Thursday 27 August 2020

There are two Grey Wagtails in the park now, one on the shore at the Lido and the familiar one on the waterfall in the Dell.

Otherwise it was a day without surprises. I heard the Hobbies calling from a distance and hurried towards the sound but they didn't come into view. The Little Owl on Buck Hill remains unfindable, and her usual hole is occupied by Stock Doves -- which is not a disaster, as she has another up the hill where she nested a few years ago.

There were sights of the regulars. The young Robin behind the Lido is now grown up and looking much smarter than last year's Robins, which are tatty from nesting and feeding their young.

The usual Dunnock lurked in a bush in the Rose Garden ...

... and the young Magpie here has stopped begging and was foraging in a flower bed beside a parent.

One of the Great Tits at the bridge stared impatiently. She wanted to be fed, not photographed.

Another stare from a Starling at the Lido.

The familiar Black-Headed Gull EZ73323 was on the No Swimming sign where it always perches.

A young Herring Gull was begging at a parent, with as little effect as yesterday's young Lesser Black-Back.

Another swallowed a crayfish claw whole. What heroic digestions gulls have.

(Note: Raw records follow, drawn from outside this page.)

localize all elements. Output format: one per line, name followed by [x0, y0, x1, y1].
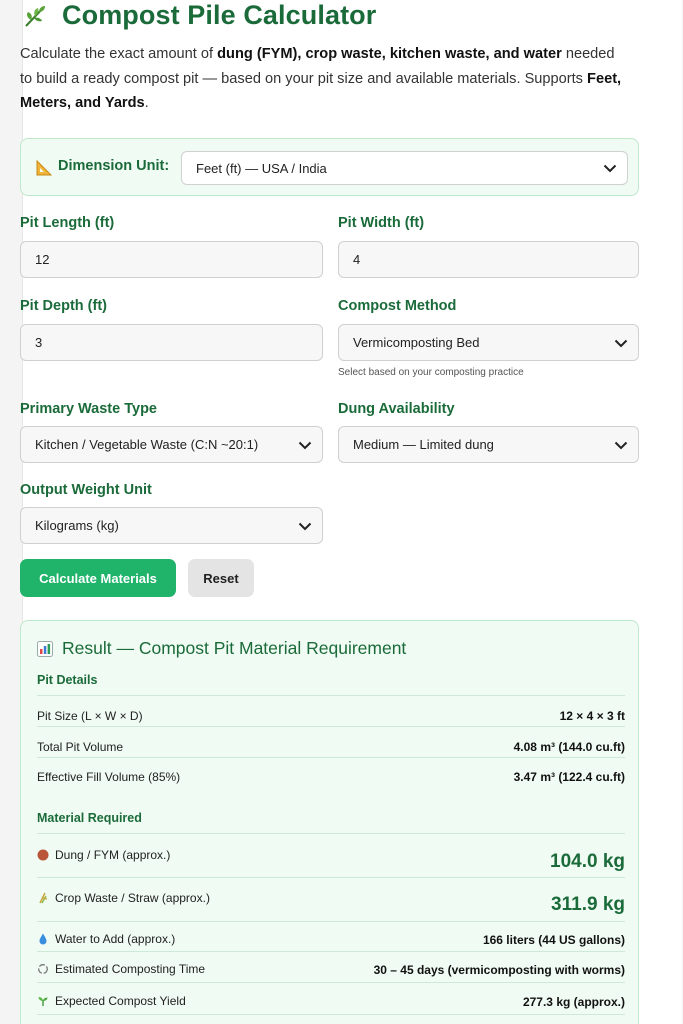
row-label: Dung / FYM (approx.) [37, 848, 170, 862]
dimension-unit-value: Feet (ft) — USA / India [196, 160, 327, 176]
dimension-unit-box: Dimension Unit: Feet (ft) — USA / India [20, 138, 639, 196]
row-label: Expected Compost Yield [37, 994, 186, 1008]
row-label-text: Estimated Composting Time [55, 962, 206, 976]
row-label: Crop Waste / Straw (approx.) [37, 891, 210, 905]
output-weight-label: Output Weight Unit [20, 482, 152, 498]
compost-method-select[interactable]: Vermicomposting Bed [338, 324, 639, 361]
row-value: 3.47 m³ (122.4 cu.ft) [513, 770, 625, 784]
recycle-icon [38, 964, 48, 974]
row-label: Pit Size (L × W × D) [37, 709, 143, 723]
pit-width-value: 4 [353, 252, 361, 267]
intro-text: Calculate the exact amount of dung (FYM)… [20, 42, 630, 116]
primary-waste-label: Primary Waste Type [20, 401, 157, 417]
row-value: 12 × 4 × 3 ft [559, 709, 625, 723]
triangular-ruler-icon [36, 159, 53, 176]
brown-circle-icon [37, 849, 49, 861]
table-row: Expected Compost Yield 277.3 kg (approx.… [37, 982, 625, 1014]
chevron-down-icon [298, 441, 312, 449]
pit-details-heading: Pit Details [37, 673, 98, 687]
table-row: Effective Fill Volume (85%) 3.47 m³ (122… [37, 757, 625, 795]
primary-waste-select[interactable]: Kitchen / Vegetable Waste (C:N ~20:1) [20, 426, 323, 463]
dung-availability-value: Medium — Limited dung [353, 437, 494, 452]
herb-icon [25, 6, 45, 27]
row-value: 277.3 kg (approx.) [522, 995, 625, 1009]
title-row: Compost Pile Calculator [22, 0, 376, 30]
output-weight-value: Kilograms (kg) [35, 518, 119, 533]
chevron-down-icon [614, 339, 628, 347]
dung-availability-label: Dung Availability [338, 401, 455, 417]
pit-length-value: 12 [35, 252, 50, 267]
straw-icon [39, 892, 48, 904]
dung-availability-select[interactable]: Medium — Limited dung [338, 426, 639, 463]
compost-method-label: Compost Method [338, 298, 457, 314]
row-label: Water to Add (approx.) [37, 932, 175, 946]
dimension-unit-label: Dimension Unit: [58, 158, 170, 174]
chevron-down-icon [614, 441, 628, 449]
table-row: Dung / FYM (approx.) 104.0 kg [37, 833, 625, 877]
row-value: 104.0 kg [550, 851, 625, 872]
row-label-text: Water to Add (approx.) [55, 932, 176, 946]
compost-method-value: Vermicomposting Bed [353, 335, 480, 350]
row-label-text: Expected Compost Yield [55, 994, 186, 1008]
chevron-down-icon [298, 522, 312, 530]
calculate-button[interactable]: Calculate Materials [20, 559, 176, 597]
row-label-text: Crop Waste / Straw (approx.) [55, 891, 210, 905]
row-value: 30 – 45 days (vermicomposting with worms… [373, 963, 625, 977]
row-label: Total Pit Volume [37, 740, 124, 754]
pit-depth-label: Pit Depth (ft) [20, 298, 107, 314]
output-weight-select[interactable]: Kilograms (kg) [20, 507, 323, 544]
intro-part-3: . [144, 95, 149, 111]
dimension-unit-select[interactable]: Feet (ft) — USA / India [181, 151, 628, 185]
compost-method-hint: Select based on your composting practice [338, 367, 524, 378]
intro-bold-materials: dung (FYM), crop waste, kitchen waste, a… [217, 46, 562, 62]
pit-depth-value: 3 [35, 335, 43, 350]
result-title: Result — Compost Pit Material Requiremen… [62, 638, 407, 658]
result-title-row: Result — Compost Pit Material Requiremen… [37, 638, 406, 659]
row-value: 166 liters (44 US gallons) [482, 933, 625, 947]
row-value: 4.08 m³ (144.0 cu.ft) [513, 740, 625, 754]
row-label: Estimated Composting Time [37, 962, 205, 976]
chevron-down-icon [603, 164, 617, 173]
pit-length-label: Pit Length (ft) [20, 215, 115, 231]
pit-width-label: Pit Width (ft) [338, 215, 425, 231]
table-row: Estimated Composting Time 30 – 45 days (… [37, 951, 625, 982]
reset-button[interactable]: Reset [188, 559, 254, 597]
row-value: 311.9 kg [551, 894, 625, 915]
result-panel: Result — Compost Pit Material Requiremen… [20, 620, 639, 1024]
table-row: Crop Waste / Straw (approx.) 311.9 kg [37, 877, 625, 921]
intro-part-1: Calculate the exact amount of [20, 46, 218, 62]
material-required-heading: Material Required [37, 811, 142, 825]
water-drop-icon [39, 933, 47, 945]
row-divider [37, 1014, 625, 1015]
bar-chart-icon [37, 640, 53, 657]
page-title: Compost Pile Calculator [62, 0, 377, 30]
primary-waste-value: Kitchen / Vegetable Waste (C:N ~20:1) [35, 437, 259, 452]
table-row: Water to Add (approx.) 166 liters (44 US… [37, 921, 625, 951]
pit-width-input[interactable]: 4 [338, 241, 639, 278]
table-row: Pit Size (L × W × D) 12 × 4 × 3 ft [37, 695, 625, 726]
pit-length-input[interactable]: 12 [20, 241, 323, 278]
sprout-icon [38, 997, 48, 1006]
table-row: Total Pit Volume 4.08 m³ (144.0 cu.ft) [37, 726, 625, 757]
row-label-text: Dung / FYM (approx.) [55, 848, 171, 862]
row-label: Effective Fill Volume (85%) [37, 770, 181, 784]
pit-depth-input[interactable]: 3 [20, 324, 323, 361]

The Great Crested Grebe family from the east end of the island were at the far end of the lake. When the parent preened, the young grebe instinctively copied it. In the intervals it begged to be fed. Actually we have already seen this bird catching fish for itself.

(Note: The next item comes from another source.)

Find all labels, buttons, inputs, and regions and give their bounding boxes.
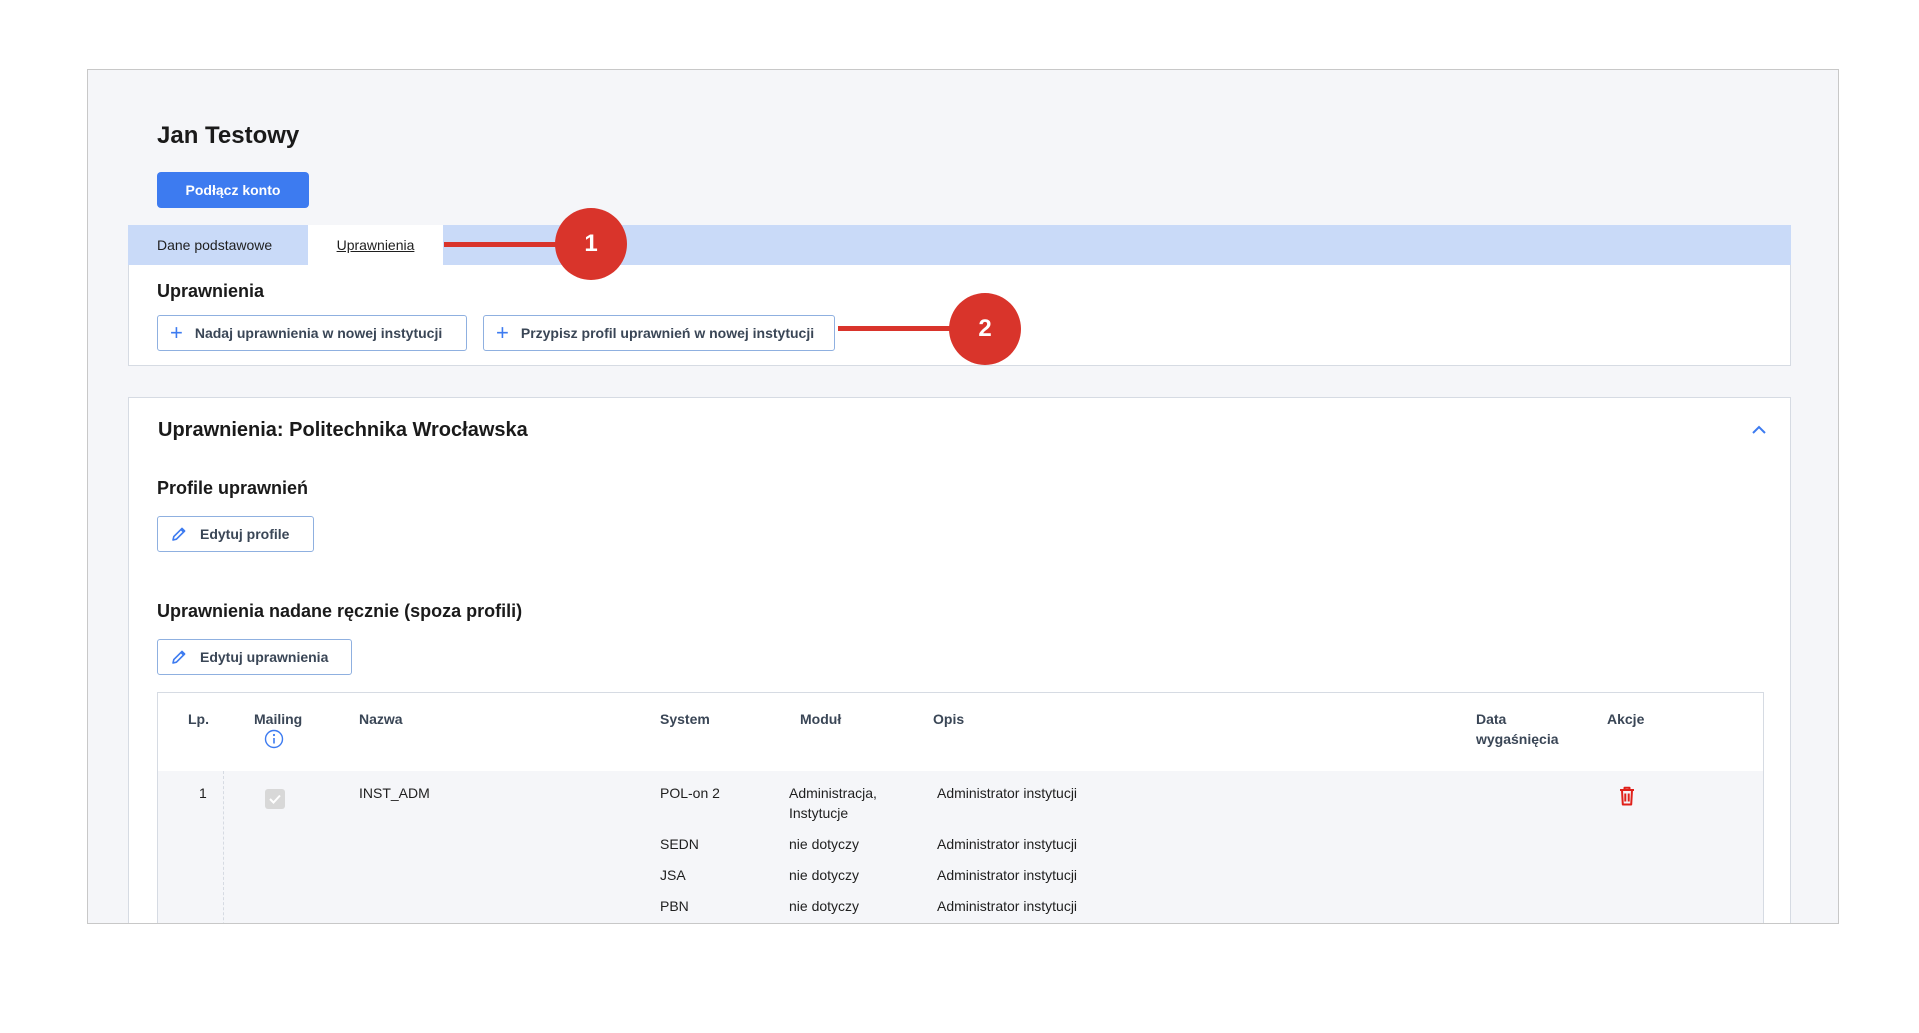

Two teenage Moorhens probed the paving in the Italian Garden.

The Black Swan was up at the bridge bossing around some Mute Swans.

The youngest Egyptian Goose on the lake is now a handsome teenager, seen here in the horse ride along the Serpentine Road.

The Long Water is full of Pochards, both Red-Crested and Common. It's good to see so many Common Pochards, as the species is in sharp decline and red-listed.

A Greenbottle fly worked over a Michaelmas daisy.

A patch of Poplar Fieldcap mushrooms on a dead tree root near the greenhouses.

Finally, to cheer up a dull blog post, a splendid picture from yesterday by Julia: the female Kestrel was hunting in the Meadow.


  1. I have to disagree with Ralph: today's post is very far from being dull. The surprising prettiness of the Starling, the eager intellitent eyes of the Great Tit, the lovely Robin, all grown up, the triumphant look of the Black Swan, the antics of the Grebe chick... what more would anyone ask for?

    1. Someone told me this morning that he'd just seen an eagle in London. I don't think he had -- but in fact there are two records of White-Tailed Eagles in the London area this century.

    2. Yup, I agree with Tinuviel, wonderful post, very fun to see the updates on life in the park.

    3. Racking my brains over what someone might confuse with an eagle flying over London and coming up empty. Maybe a young eagle in dispersion period? They tend to roam away when they disperse and pop up in the most unexpected places.

    4. It's very hard to tell the size of a bird at altitude. My guess was a Common Buzzard. These are not uncommon in London and there was one very high up over the lake a couple of days ago.

  2. The mushrooms are not Honey Fungus, but Poplar Fieldcap (Cyclocybe cylindracea) which fruits on dead poplar stumps and roots, as well as on willow. Supposedly rare in the UK, it's present in few locations in the Park and in the Gardens. It has been cultivated since the time of the early Greeks and Romans, and it is commonly sold in European markets.

    1. Thank you. I was struggling with identification and was not happy with Honey Fungus.